Taking the stats of 2021, around 6,19,000 deaths were reported all around the world. The worldwide count for Malaria crossed 247 million in 2021. India accounted for about 79% of all Malaria cases. The numbers are concerning and demand the immediate attention of the health authorities as well as individuals.
Is Malaria contagious? How is it spread?
No, Malaria is not contagious. It is spread through the bite of an infected Anopheles mosquito. The disease is typically found in tropical countries. Five parasite species can cause and spread Malaria in humans. The two of these species –Plasmodium vivax and Plasmodium falciparum – pose grave threats. As for the anopheles mosquito, which is the carrier of the parasite, there happen to be over 400 varieties of species. Around 40 of these can transmit the disease.
Who is most at risk of being infected with Malaria?
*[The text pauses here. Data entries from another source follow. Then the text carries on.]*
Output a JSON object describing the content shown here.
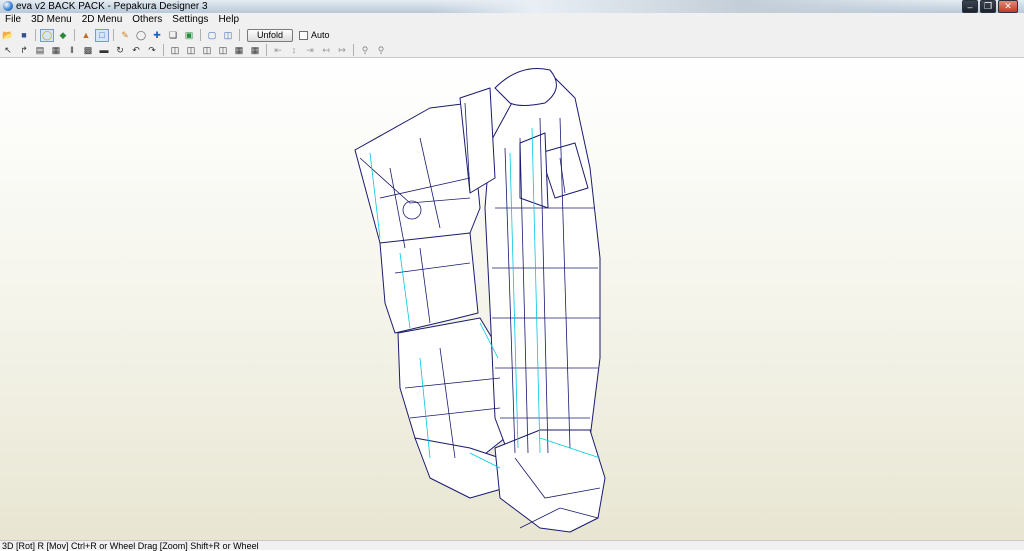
{
  "window": {
    "title": "eva v2 BACK PACK - Pepakura Designer 3",
    "controls": [
      "minimize",
      "maximize",
      "close"
    ]
  },
  "menu": [
    "File",
    "3D Menu",
    "2D Menu",
    "Others",
    "Settings",
    "Help"
  ],
  "toolbar1": {
    "buttons": [
      "open-icon",
      "save-icon",
      "light-icon",
      "paint-icon",
      "texture-icon",
      "view-box-icon",
      "edit-pencil-icon",
      "cylinder-icon",
      "move-axes-icon",
      "copy-icon",
      "flap-icon",
      "window-single-icon",
      "window-split-icon"
    ],
    "unfold_label": "Unfold",
    "auto_label": "Auto",
    "auto_checked": false
  },
  "toolbar2": {
    "buttons": [
      "select-icon",
      "vertex-icon",
      "brush-icon",
      "join-icon",
      "pin-icon",
      "fold-icon",
      "rect-icon",
      "rotate-icon",
      "undo-icon",
      "redo-icon",
      "grid-a-icon",
      "grid-b-icon",
      "grid-c-icon",
      "grid-d-icon",
      "grid-e-icon",
      "grid-f-icon",
      "align-left-icon",
      "align-center-icon",
      "align-right-icon",
      "align-top-icon",
      "align-bottom-icon",
      "zoom-in-icon",
      "zoom-out-icon"
    ]
  },
  "status": {
    "text": "3D [Rot] R [Mov] Ctrl+R or Wheel Drag [Zoom] Shift+R or Wheel"
  },
  "model": {
    "name": "eva v2 BACK PACK",
    "edge_color": "#1a1a6e",
    "fold_color": "#00c8e0",
    "face_color": "#ffffff"
  }
}
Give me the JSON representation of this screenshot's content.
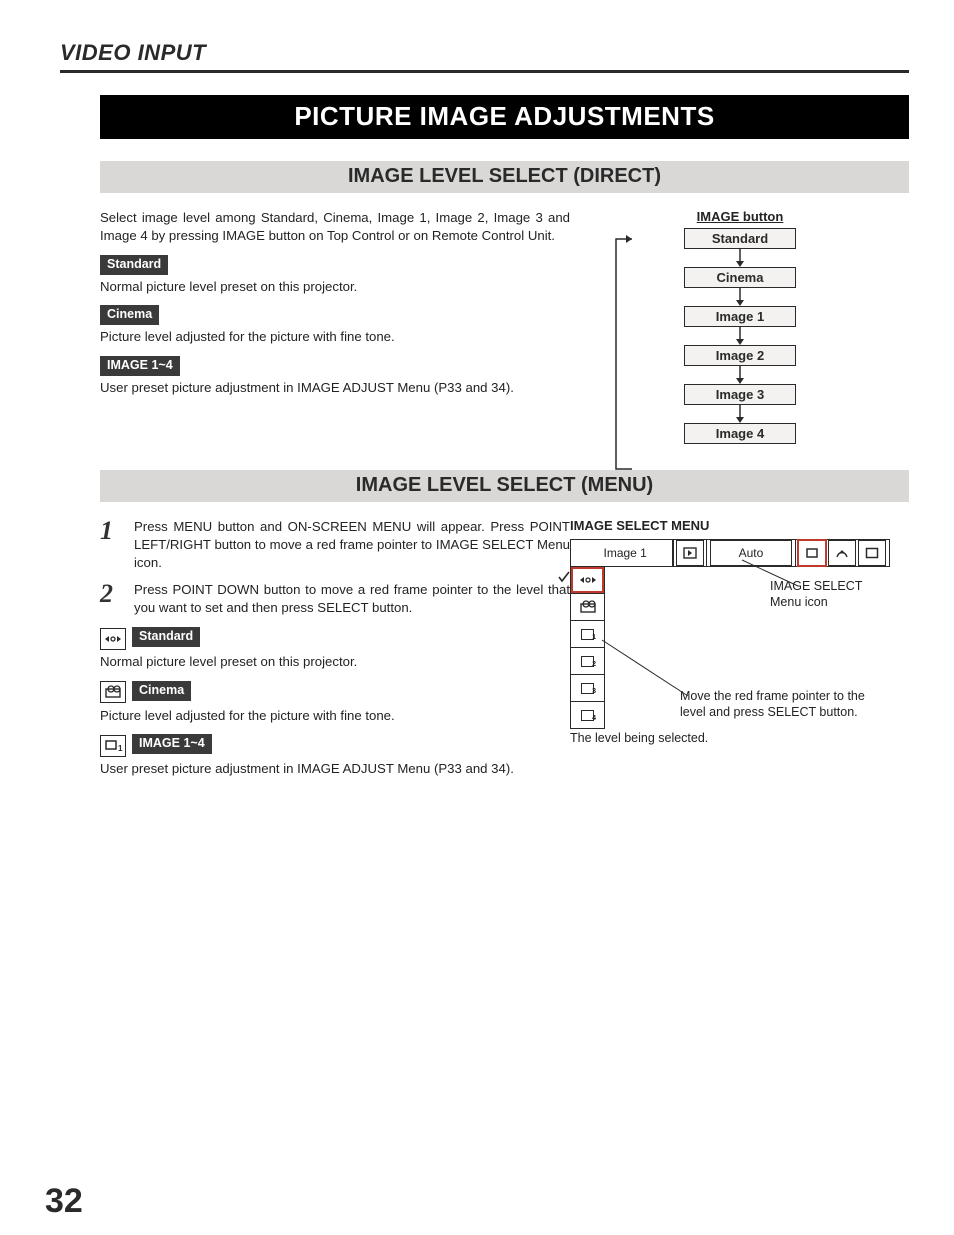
{
  "header": {
    "section": "VIDEO INPUT"
  },
  "banner": "PICTURE IMAGE ADJUSTMENTS",
  "sub1": "IMAGE LEVEL SELECT (DIRECT)",
  "sub2": "IMAGE LEVEL SELECT (MENU)",
  "intro": "Select image level among Standard, Cinema, Image 1, Image 2, Image 3 and Image 4 by pressing IMAGE button on Top Control or on Remote Control Unit.",
  "badges": {
    "standard": "Standard",
    "cinema": "Cinema",
    "image14": "IMAGE 1~4"
  },
  "desc": {
    "standard": "Normal picture level preset on this projector.",
    "cinema": "Picture level adjusted for the picture with fine tone.",
    "image14": "User preset picture adjustment in IMAGE ADJUST Menu (P33 and 34)."
  },
  "flow": {
    "title": "IMAGE button",
    "items": [
      "Standard",
      "Cinema",
      "Image 1",
      "Image 2",
      "Image 3",
      "Image 4"
    ]
  },
  "steps": {
    "s1": "Press MENU button and ON-SCREEN MENU will appear.  Press POINT LEFT/RIGHT button to move a red frame pointer to IMAGE SELECT Menu icon.",
    "s2": "Press POINT DOWN button to move a red frame pointer to the level that you want to set and then press SELECT button."
  },
  "menu": {
    "title": "IMAGE SELECT MENU",
    "selected": "Image 1",
    "mode": "Auto",
    "annot_icon": "IMAGE SELECT Menu icon",
    "annot_pointer": "Move the red frame pointer to the level and press SELECT button.",
    "caption": "The level being selected."
  },
  "page_number": "32"
}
Everybody is at risk of being infected with Malaria. However, children below the age of 5 are at high risk. As per the figures by WHO, a child dies of Malaria every 2 minutes. This is because infants are not able to form immunity at this young age to fight diseases. Apart from children, pregnant women and those suffering from HIV AIDS are also at high risk.
What are the symptoms of Malaria?
Fever is one of the most common symptoms of Malaria. The first symptom of Malaria usually begins within 10–15 days after the bite. The symptom can be any of the following, including a headache, chills, and fever. Initially, the symptoms are usually mild which may pose a challenge in the diagnosis. However, in Malaria endemic areas, there can be no symptoms at all if the dwellers have developed partial immunity.
How can Malaria be prevented?
Malaria can prove to be critical and even fatal in some cases, however, it is still treatable and preventable. Health experts recommend wearing mosquito repellents, and full-sleeve clothes and avoiding visiting places with Malaria on the rise. At the same time, you can also consider draping mosquito netting over beds and putting screens on doors and windows.
Is there a Malaria vaccine?
Yes, the WHO approved the RTS S/AS01 (RTS, S) vaccine in 2021 for children. The vaccine is administered in four doses in children to reduce the severity of Malaria if infected. However, in India, the vaccine is still in the authorization phase and might be rolled out later in 2023.
Can you get infected with Malaria twice?
Yes. You can get infected with Malaria twice. It is a common misconception that Malaria cannot affect somebody twice. However, it is not true. The different species of Malaria can cause Malaria in individuals twice or thrice. For instance, you might have been infected with P. vivax the first time you were diagnosed with Malaria and formed immunity against the variant. However, the next time you contract Malaria from the falciparum parasite, you can be infected.
What is the prescribed diet if you are diagnosed with Malaria?
It is suggested that you consume a healthy diet if you are infected with Malaria. Drinking filtered water, consuming healthy and easily digestible carbs, and proteins are necessary for a speedy recovery.
The bottom line
This World Malaria Day, let’s become more aware and do our best to prevent Malaria. Wearing full-sleeved clothes, using mosquito repellents, and being in a clean and hygienic area is important for prevention. The Malaria figures might be concerning now, but with a joint effort, as an individual and society at large, it’s a battle we can fight together and triumph over.